My mother was a cook's cook. She thoroughly enjoyed the process of mixing, slicing, pureeing, creating and tasting. Mommy always sought out the hard-to-find, the best quality, and the off-beat.
She used to make a cake that required cake flour. I remember going from supermarket to supermarket with her, hunting down cake flour (it's lighter than all-purpose flour). One day, the search for the holy grail paid off and we found it. I can not remember the name of the supermarket, but I do remember that we had looked for cake flour there before. Mommy bought several boxes of Swan's Down Cake Flour. She used it for that cake recipe, and nothing else.
I remember the day that her former student's boyfriend came by to visit our house. John saw the cake four on the counter and asked Mommy about it. John liked to cook certain Italian dishes, so he was naturally interested. Mommy told him the saga of finding the cake flour. "I'd never give up this this cake flour," said my mother. I'll never forget how John responded. He picked up a box of cake flour and put a $50 bill on the counter. My mother laughed and said, "Give me back my cake flour. I wouldn't sell it to you for anything!" John laughed and gave the cake flour back. Yes, yes, this is a true story. All this happened before she discovered that McCall's Cookbook had a section that showed you how to do things such as make cake flour out of all-purpose flour, or make buttermilk from regular milk.

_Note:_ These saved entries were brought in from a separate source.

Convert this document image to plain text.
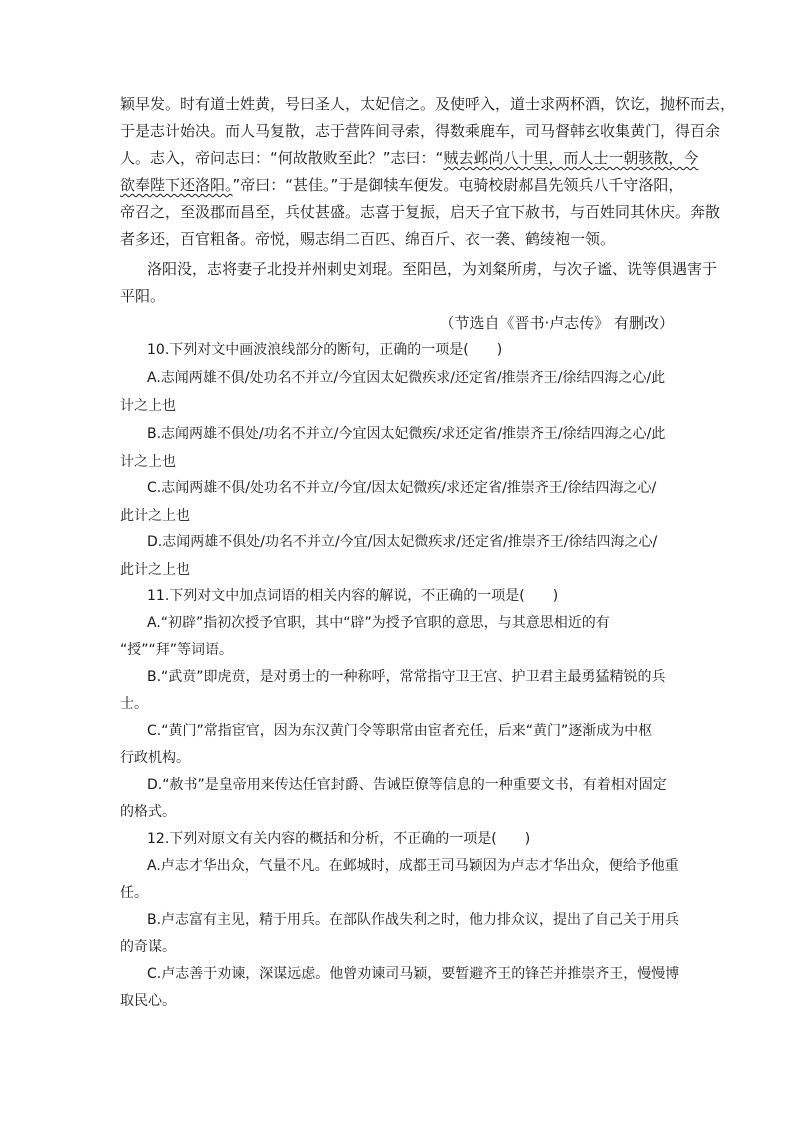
颖早发。时有道士姓黄，号曰圣人，太妃信之。及使呼入，道士求两杯酒，饮讫，抛杯而去，
于是志计始决。而人马复散，志于营阵间寻索，得数乘鹿车，司马督韩玄收集黄门，得百余
人。志入，帝问志曰：“何故散败至此？”志曰：“贼去邺尚八十里，而人士一朝骇散，今
欲奉陛下还洛阳。”帝曰：“甚佳。”于是御犊车便发。屯骑校尉郝昌先领兵八千守洛阳，
帝召之，至汲郡而昌至，兵仗甚盛。志喜于复振，启天子宜下赦书，与百姓同其休庆。奔散
者多还，百官粗备。帝悦，赐志绢二百匹、绵百斤、衣一袭、鹤绫袍一领。
洛阳没，志将妻子北投并州刺史刘琨。至阳邑，为刘粲所虏，与次子谧、诜等俱遇害于
平阳。
（节选自《晋书·卢志传》 有删改）
10.下列对文中画波浪线部分的断句，正确的一项是(　　)
A.志闻两雄不俱/处功名不并立/今宜因太妃微疾求/还定省/推崇齐王/徐结四海之心/此
计之上也
B.志闻两雄不俱处/功名不并立/今宜因太妃微疾/求还定省/推崇齐王/徐结四海之心/此
计之上也
C.志闻两雄不俱/处功名不并立/今宜/因太妃微疾/求还定省/推崇齐王/徐结四海之心/
此计之上也
D.志闻两雄不俱处/功名不并立/今宜/因太妃微疾求/还定省/推崇齐王/徐结四海之心/
此计之上也
11.下列对文中加点词语的相关内容的解说，不正确的一项是(　　)
A.“初辟”指初次授予官职，其中“辟”为授予官职的意思，与其意思相近的有
“授”“拜”等词语。
B.“武贲”即虎贲，是对勇士的一种称呼，常常指守卫王宫、护卫君主最勇猛精锐的兵
士。
C.“黄门”常指宦官，因为东汉黄门令等职常由宦者充任，后来“黄门”逐渐成为中枢
行政机构。
D.“赦书”是皇帝用来传达任官封爵、告诫臣僚等信息的一种重要文书，有着相对固定
的格式。
12.下列对原文有关内容的概括和分析，不正确的一项是(　　)
A.卢志才华出众，气量不凡。在邺城时，成都王司马颖因为卢志才华出众，便给予他重
任。
B.卢志富有主见，精于用兵。在部队作战失利之时，他力排众议，提出了自己关于用兵
的奇谋。
C.卢志善于劝谏，深谋远虑。他曾劝谏司马颖，要暂避齐王的锋芒并推崇齐王，慢慢博
取民心。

I also remember Mommy talking about the glories of watermelon rind pickle. She grew up eating it in Virginia. Of course, her family made it. We never found it in the supermarkets of New York. Macy's Cellar changed all that. Mommy used to go there to find her gourmet delicacies. One Saturday we went there and lo and behold, there was watermelon rind pickle! My mother was excited -- until she picked up the small jar and saw that the price was $18!! And this was in the early 1980s. My mother was insulted. "I used to make this and I can do it again." You see where this is going.

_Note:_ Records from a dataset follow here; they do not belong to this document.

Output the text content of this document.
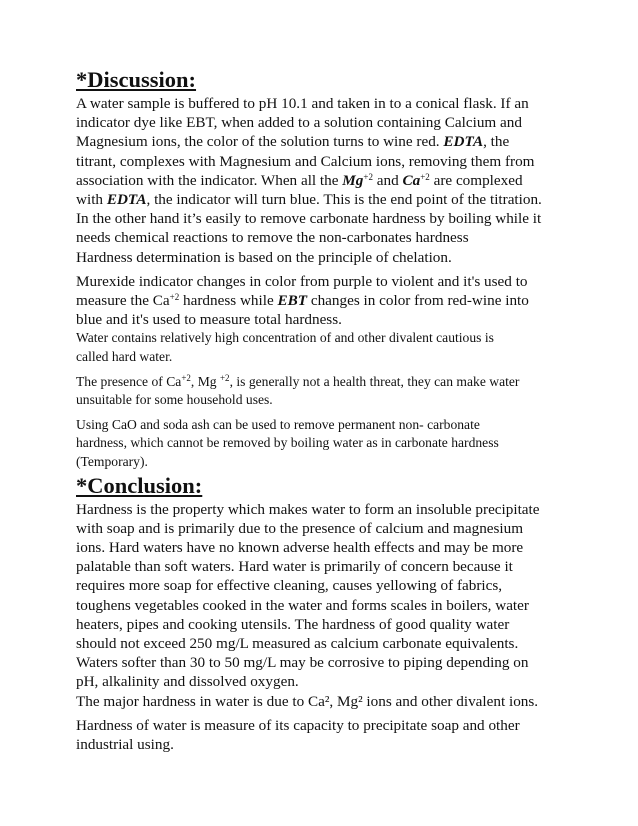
*Discussion:

A water sample is buffered to pH 10.1 and taken in to a conical flask. If an

indicator dye like EBT, when added to a solution containing Calcium and

Magnesium ions, the color of the solution turns to wine red. EDTA, the

titrant, complexes with Magnesium and Calcium ions, removing them from

association with the indicator. When all the $Mg^{+2}$ and $Ca^{+2}$ are complexed

with EDTA, the indicator will turn blue. This is the end point of the titration.

In the other hand it’s easily to remove carbonate hardness by boiling while it

needs chemical reactions to remove the non-carbonates hardness

Hardness determination is based on the principle of chelation.

Murexide indicator changes in color from purple to violent and it's used to

measure the $Ca^{+2}$ hardness while EBT changes in color from red-wine into

blue and it's used to measure total hardness.

Water contains relatively high concentration of and other divalent cautious is

called hard water.

The presence of $Ca^{+2}$, Mg $^{+2}$, is generally not a health threat, they can make water

unsuitable for some household uses.

Using CaO and soda ash can be used to remove permanent non- carbonate

hardness, which cannot be removed by boiling water as in carbonate hardness

(Temporary).

*Conclusion:

Hardness is the property which makes water to form an insoluble precipitate

with soap and is primarily due to the presence of calcium and magnesium

ions. Hard waters have no known adverse health effects and may be more

palatable than soft waters. Hard water is primarily of concern because it

requires more soap for effective cleaning, causes yellowing of fabrics,

toughens vegetables cooked in the water and forms scales in boilers, water

heaters, pipes and cooking utensils. The hardness of good quality water

should not exceed 250 mg/L measured as calcium carbonate equivalents.

Waters softer than 30 to 50 mg/L may be corrosive to piping depending on

pH, alkalinity and dissolved oxygen.

The major hardness in water is due to Ca², Mg² ions and other divalent ions.

Hardness of water is measure of its capacity to precipitate soap and other

industrial using.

We went to the Brooklyn Terminal Market. Mommy painstakingly tapped all the watermelons to find the right ones. She wanted thick rinds. She bought two or three and encouraged us to eat them as quickly as possible. During hot New York summers, we were more than happy to help her out. We saved the rind, which Mommy stored in a container with water and alum. When there was enough rind, it was time to pickle it! I can still see the huge pot full of rind. And I can smell the cinnamon sticks, whole cloves and vinegar. It was a labor of love, but was it ever worth it! The end result was sublime. I can still see my father putting the pickles in the Waterford crystal bowl before guests arrived for our Christmas holiday party. They were always a novelty and a showstopper!
Here is a recipe. We used to put a cinnamon stick and a few cloves in the jar to make the pickles look even prettier.
Watermelon Rind Pickle
About 4 qts. cubed watermelon rind
3 tbsp. salt
3 1/2 c. vinegar + 1/2 c. water
6 c. sugar
4 sticks whole cinnamon
1 tbsp. whole cloves
Pare outer green peel from the firm white inner rind of 1 small watermelon, discarding any pink flesh. Cut in 1-inch cubes. Cover with cold water, add the salt and let stand overnight. Drain, rinse with fresh water and drain again. Cover again with fresh water and bring to boiling. Simmer over low heat until cubes are just barely tender: DON'T OVERCOOK. Drain.
Combine the vinegar with the 1/2 cup water; add sugar; tie the spices in a small cloth bag and add. Bring to boiling and cook 5 minutes. Pour over the rind cubes and let stand 24 hours. Drain off the syrup and bring it to boiling, then pour it again over the cubes. Let stand 24 hours. Bring all to boiling and simmer 5 minutes. Fill hot sterilized jars and seal. Makes about 7 pints.